Wang Xiang, deputy director of the Office of State Flood Control and Drought Relief Headquarters, said the inadequate emergency response to flash floods by local governments is a problem that requires urgent attention.

Even though China's major cities have established specific offices to coordinate flood control and drought relief efforts, lower level entities, such as communities, businesses and public organizations, are short of personnel, expertise and disaster relief materials, he said.

In addition, emergency response management involves multiple government agencies, including hydraulics, traffic, power, meteorological, construction and the urban management departments. However, although their duties sometimes overlap, their relief efforts are poorly coordinated: "Their duties should be clear and a coordination mechanism should be set up," he said.

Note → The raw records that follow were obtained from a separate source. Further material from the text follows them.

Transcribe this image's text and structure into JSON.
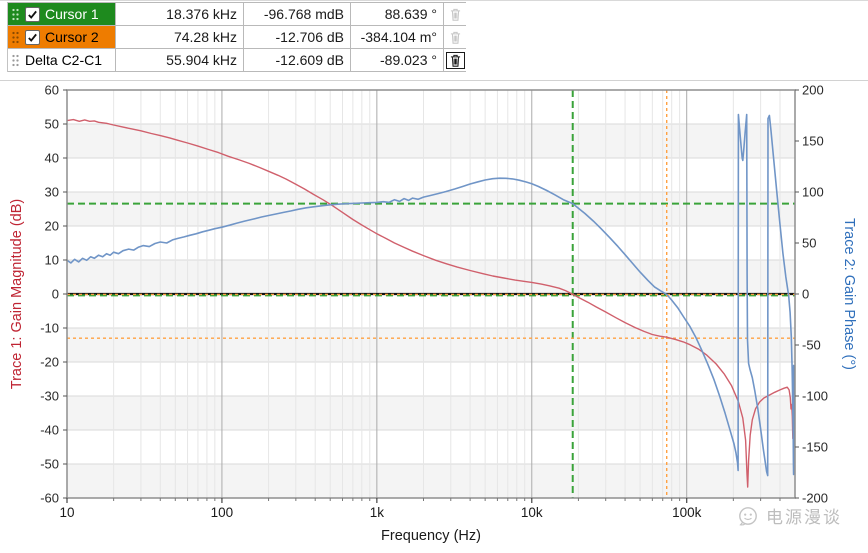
{
  "cursor_table": {
    "rows": [
      {
        "name": "Cursor 1",
        "row_color": "#1e8a1e",
        "text_color": "#ffffff",
        "has_checkbox": true,
        "checked": true,
        "freq": "18.376 kHz",
        "mag": "-96.768 mdB",
        "phase": "88.639 °",
        "trash_enabled": false,
        "handle_color": "#bfe4bf"
      },
      {
        "name": "Cursor 2",
        "row_color": "#ee7c00",
        "text_color": "#000000",
        "has_checkbox": true,
        "checked": true,
        "freq": "74.28 kHz",
        "mag": "-12.706 dB",
        "phase": "-384.104 m°",
        "trash_enabled": false,
        "handle_color": "#8a4a00"
      },
      {
        "name": "Delta C2-C1",
        "row_color": "#ffffff",
        "text_color": "#000000",
        "has_checkbox": false,
        "checked": false,
        "freq": "55.904 kHz",
        "mag": "-12.609 dB",
        "phase": "-89.023 °",
        "trash_enabled": true,
        "handle_color": "#9a9a9a"
      }
    ]
  },
  "watermark": {
    "text": "电源漫谈"
  },
  "chart_data": {
    "type": "line",
    "x_axis": {
      "label": "Frequency (Hz)",
      "scale": "log",
      "min": 10,
      "max": 500000,
      "ticks": [
        {
          "f": 10,
          "label": "10"
        },
        {
          "f": 100,
          "label": "100"
        },
        {
          "f": 1000,
          "label": "1k"
        },
        {
          "f": 10000,
          "label": "10k"
        },
        {
          "f": 100000,
          "label": "100k"
        }
      ]
    },
    "y_left": {
      "label": "Trace 1: Gain Magnitude (dB)",
      "min": -60,
      "max": 60,
      "tick_step": 10,
      "title_color": "#bf2433"
    },
    "y_right": {
      "label": "Trace 2: Gain Phase (°)",
      "min": -200,
      "max": 200,
      "tick_step": 50,
      "title_color": "#2f6fbb"
    },
    "grid": {
      "band_fill": "#f4f4f4",
      "h_line": "#dadada",
      "minor_v": "#e6e6e6",
      "decade_v": "#ababab",
      "zero_line": "#141414",
      "border": "#8e8e8e"
    },
    "cursors": [
      {
        "name": "Cursor 1",
        "color": "#3aa33a",
        "dash": "7,4",
        "width": 2,
        "freq": 18376,
        "mag_db": -0.0968,
        "phase_deg": 88.639
      },
      {
        "name": "Cursor 2",
        "color": "#ffa142",
        "dash": "3,3",
        "width": 1.4,
        "freq": 74280,
        "mag_db": -12.706,
        "phase_deg": -0.384
      }
    ],
    "series": [
      {
        "name": "Gain Magnitude",
        "axis": "left",
        "color": "#d0606c",
        "points": [
          [
            10,
            51
          ],
          [
            11,
            51.3
          ],
          [
            12,
            50.8
          ],
          [
            13,
            51.2
          ],
          [
            14,
            50.8
          ],
          [
            15,
            50.9
          ],
          [
            16,
            50.5
          ],
          [
            18,
            50.2
          ],
          [
            20,
            49.7
          ],
          [
            23,
            49.1
          ],
          [
            26,
            48.6
          ],
          [
            30,
            48
          ],
          [
            35,
            47.2
          ],
          [
            40,
            46.6
          ],
          [
            46,
            45.9
          ],
          [
            52,
            45.2
          ],
          [
            60,
            44.4
          ],
          [
            70,
            43.5
          ],
          [
            82,
            42.5
          ],
          [
            95,
            41.6
          ],
          [
            110,
            40.5
          ],
          [
            130,
            39.4
          ],
          [
            150,
            38.4
          ],
          [
            175,
            37.2
          ],
          [
            200,
            36.1
          ],
          [
            230,
            34.9
          ],
          [
            260,
            33.8
          ],
          [
            300,
            32.3
          ],
          [
            340,
            30.9
          ],
          [
            390,
            29.3
          ],
          [
            450,
            27.7
          ],
          [
            520,
            25.9
          ],
          [
            600,
            24
          ],
          [
            700,
            21.9
          ],
          [
            800,
            20.3
          ],
          [
            900,
            18.9
          ],
          [
            1000,
            17.7
          ],
          [
            1150,
            16.3
          ],
          [
            1300,
            15
          ],
          [
            1500,
            13.7
          ],
          [
            1700,
            12.6
          ],
          [
            2000,
            11.3
          ],
          [
            2400,
            9.9
          ],
          [
            2800,
            8.9
          ],
          [
            3300,
            7.9
          ],
          [
            4000,
            6.9
          ],
          [
            4800,
            6
          ],
          [
            5600,
            5.3
          ],
          [
            6600,
            4.7
          ],
          [
            7800,
            4.1
          ],
          [
            9000,
            3.7
          ],
          [
            10000,
            3.4
          ],
          [
            11500,
            2.9
          ],
          [
            13000,
            2.4
          ],
          [
            15000,
            1.7
          ],
          [
            16500,
            1
          ],
          [
            18376,
            -0.1
          ],
          [
            20000,
            -1
          ],
          [
            23000,
            -2.4
          ],
          [
            26000,
            -3.8
          ],
          [
            30000,
            -5.3
          ],
          [
            35000,
            -7
          ],
          [
            40000,
            -8.4
          ],
          [
            46000,
            -9.8
          ],
          [
            53000,
            -11
          ],
          [
            60000,
            -11.9
          ],
          [
            67000,
            -12.4
          ],
          [
            74280,
            -12.7
          ],
          [
            85000,
            -13.4
          ],
          [
            95000,
            -14.1
          ],
          [
            105000,
            -14.9
          ],
          [
            120000,
            -16.3
          ],
          [
            135000,
            -18
          ],
          [
            155000,
            -20.6
          ],
          [
            175000,
            -23.6
          ],
          [
            195000,
            -27
          ],
          [
            215000,
            -31.5
          ],
          [
            230000,
            -36.5
          ],
          [
            240000,
            -43
          ],
          [
            245000,
            -53
          ],
          [
            247500,
            -56.8
          ],
          [
            251000,
            -49
          ],
          [
            257000,
            -41.5
          ],
          [
            265000,
            -37
          ],
          [
            278000,
            -33.8
          ],
          [
            295000,
            -31.8
          ],
          [
            315000,
            -30.6
          ],
          [
            340000,
            -29.8
          ],
          [
            370000,
            -28.9
          ],
          [
            400000,
            -28.2
          ],
          [
            425000,
            -27.7
          ],
          [
            445000,
            -27.4
          ],
          [
            458000,
            -28.2
          ],
          [
            466000,
            -30.5
          ],
          [
            471000,
            -33.8
          ],
          [
            476000,
            -32.5
          ],
          [
            480000,
            -36
          ],
          [
            484000,
            -42.5
          ],
          [
            487000,
            -38.5
          ],
          [
            490000,
            -41
          ],
          [
            493000,
            -44.5
          ],
          [
            496000,
            -40
          ],
          [
            498000,
            -43.5
          ],
          [
            500000,
            -45
          ]
        ]
      },
      {
        "name": "Gain Phase",
        "axis": "right",
        "color": "#7095c7",
        "points": [
          [
            10,
            33
          ],
          [
            10.6,
            30.5
          ],
          [
            11.2,
            34
          ],
          [
            11.9,
            31.5
          ],
          [
            12.6,
            35
          ],
          [
            13.4,
            33
          ],
          [
            14.2,
            36.5
          ],
          [
            15,
            35
          ],
          [
            16,
            38
          ],
          [
            17,
            36.5
          ],
          [
            18,
            39.5
          ],
          [
            19,
            38
          ],
          [
            20,
            41
          ],
          [
            21.5,
            39.5
          ],
          [
            23,
            42.5
          ],
          [
            25,
            44
          ],
          [
            27,
            43
          ],
          [
            29,
            46
          ],
          [
            31,
            47.5
          ],
          [
            34,
            46.5
          ],
          [
            37,
            49.5
          ],
          [
            40,
            51
          ],
          [
            44,
            50
          ],
          [
            48,
            53
          ],
          [
            52,
            54.5
          ],
          [
            57,
            56
          ],
          [
            62,
            57.5
          ],
          [
            68,
            59
          ],
          [
            75,
            61
          ],
          [
            82,
            62.5
          ],
          [
            90,
            64
          ],
          [
            100,
            65.5
          ],
          [
            112,
            67.5
          ],
          [
            125,
            69.5
          ],
          [
            140,
            71.5
          ],
          [
            160,
            73.5
          ],
          [
            180,
            75.5
          ],
          [
            200,
            77
          ],
          [
            225,
            78.5
          ],
          [
            250,
            80
          ],
          [
            280,
            81.5
          ],
          [
            310,
            83
          ],
          [
            350,
            84.5
          ],
          [
            390,
            85.5
          ],
          [
            440,
            86.5
          ],
          [
            500,
            87.5
          ],
          [
            560,
            88
          ],
          [
            630,
            88.5
          ],
          [
            700,
            88.8
          ],
          [
            800,
            89.2
          ],
          [
            900,
            89.5
          ],
          [
            1000,
            89.8
          ],
          [
            1100,
            90.5
          ],
          [
            1200,
            89.8
          ],
          [
            1300,
            92.5
          ],
          [
            1400,
            90.8
          ],
          [
            1500,
            93.5
          ],
          [
            1600,
            91.8
          ],
          [
            1700,
            94
          ],
          [
            1850,
            92.8
          ],
          [
            2000,
            95
          ],
          [
            2200,
            96.5
          ],
          [
            2500,
            98.5
          ],
          [
            2800,
            100.5
          ],
          [
            3200,
            103
          ],
          [
            3600,
            105.5
          ],
          [
            4000,
            107.8
          ],
          [
            4500,
            110
          ],
          [
            5000,
            111.8
          ],
          [
            5600,
            113
          ],
          [
            6200,
            113.5
          ],
          [
            6800,
            113.4
          ],
          [
            7500,
            112.8
          ],
          [
            8300,
            111.6
          ],
          [
            9200,
            109.8
          ],
          [
            10000,
            108
          ],
          [
            11000,
            105.5
          ],
          [
            12500,
            101.5
          ],
          [
            14000,
            97.5
          ],
          [
            16000,
            92.5
          ],
          [
            18376,
            88.6
          ],
          [
            20000,
            84
          ],
          [
            22000,
            79
          ],
          [
            25000,
            71.5
          ],
          [
            28000,
            64
          ],
          [
            32000,
            55
          ],
          [
            36000,
            46.5
          ],
          [
            40000,
            38.5
          ],
          [
            45000,
            29.5
          ],
          [
            50000,
            21.5
          ],
          [
            56000,
            13.5
          ],
          [
            62000,
            7
          ],
          [
            68000,
            3
          ],
          [
            74280,
            -0.4
          ],
          [
            80000,
            -6
          ],
          [
            88000,
            -14
          ],
          [
            96000,
            -23
          ],
          [
            105000,
            -32
          ],
          [
            115000,
            -43
          ],
          [
            125000,
            -55
          ],
          [
            137000,
            -69
          ],
          [
            150000,
            -84
          ],
          [
            163000,
            -100
          ],
          [
            177000,
            -117
          ],
          [
            190000,
            -133
          ],
          [
            202000,
            -147
          ],
          [
            208000,
            -156
          ],
          [
            213000,
            -166
          ],
          [
            214500,
            -173
          ],
          [
            215500,
            176
          ],
          [
            219000,
            163
          ],
          [
            224000,
            146
          ],
          [
            228000,
            133
          ],
          [
            230000,
            131
          ],
          [
            234000,
            143
          ],
          [
            238000,
            158
          ],
          [
            242000,
            170
          ],
          [
            244000,
            176
          ],
          [
            244500,
            100
          ],
          [
            245500,
            20
          ],
          [
            247000,
            -45
          ],
          [
            251000,
            -68
          ],
          [
            256000,
            -74
          ],
          [
            265000,
            -82
          ],
          [
            275000,
            -95
          ],
          [
            288000,
            -113
          ],
          [
            300000,
            -132
          ],
          [
            312000,
            -152
          ],
          [
            322000,
            -166
          ],
          [
            328000,
            -174
          ],
          [
            333000,
            -178
          ],
          [
            334500,
            172
          ],
          [
            342000,
            175
          ],
          [
            350000,
            160
          ],
          [
            365000,
            131
          ],
          [
            382000,
            99
          ],
          [
            400000,
            68
          ],
          [
            418000,
            40
          ],
          [
            436000,
            17
          ],
          [
            455000,
            -2
          ],
          [
            465000,
            -18
          ],
          [
            473000,
            -42
          ],
          [
            479000,
            -72
          ],
          [
            483500,
            -105
          ],
          [
            486500,
            -138
          ],
          [
            488500,
            -165
          ],
          [
            489500,
            -177
          ],
          [
            490500,
            -70
          ],
          [
            492000,
            -93
          ],
          [
            493500,
            -82
          ],
          [
            495000,
            -120
          ],
          [
            496500,
            -100
          ],
          [
            498000,
            -132
          ],
          [
            500000,
            -150
          ]
        ]
      }
    ]
  }
}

Also, specific plans for emergencies, such as waterlogged urban areas, mudslides, traffic congestion, flooded underground projects and the failure of power and tap water supplies, are still not in place, although many cities have put forward contingency plans to deal with swollen rivers, said Wang. "Specific plans should be drawn up to deal with different kinds of flooding," he added.

Better planning urged

Wang Hao, an academician at the Chinese Academy of Engineering, said better urban planning is essential to prevent flooding in cities. "We need a systematic project to address the problem and prevent cities from becoming waterlogged," he said. "A proper network layout needs to be determined during the urban planning period, to dispose of stormwater as close to its location as possible."

He advised the construction of a major drainage system, consisting of tunnels, green land, natural bodies of water, retention facilities and roads to cope with the worst conditions in the coming 50 to 100 years.

"Stormwater runoff could then be carried through the drainage systems both above and below ground," he said. "Different regions should apply different methods, according to the prevailing conditions in their own areas."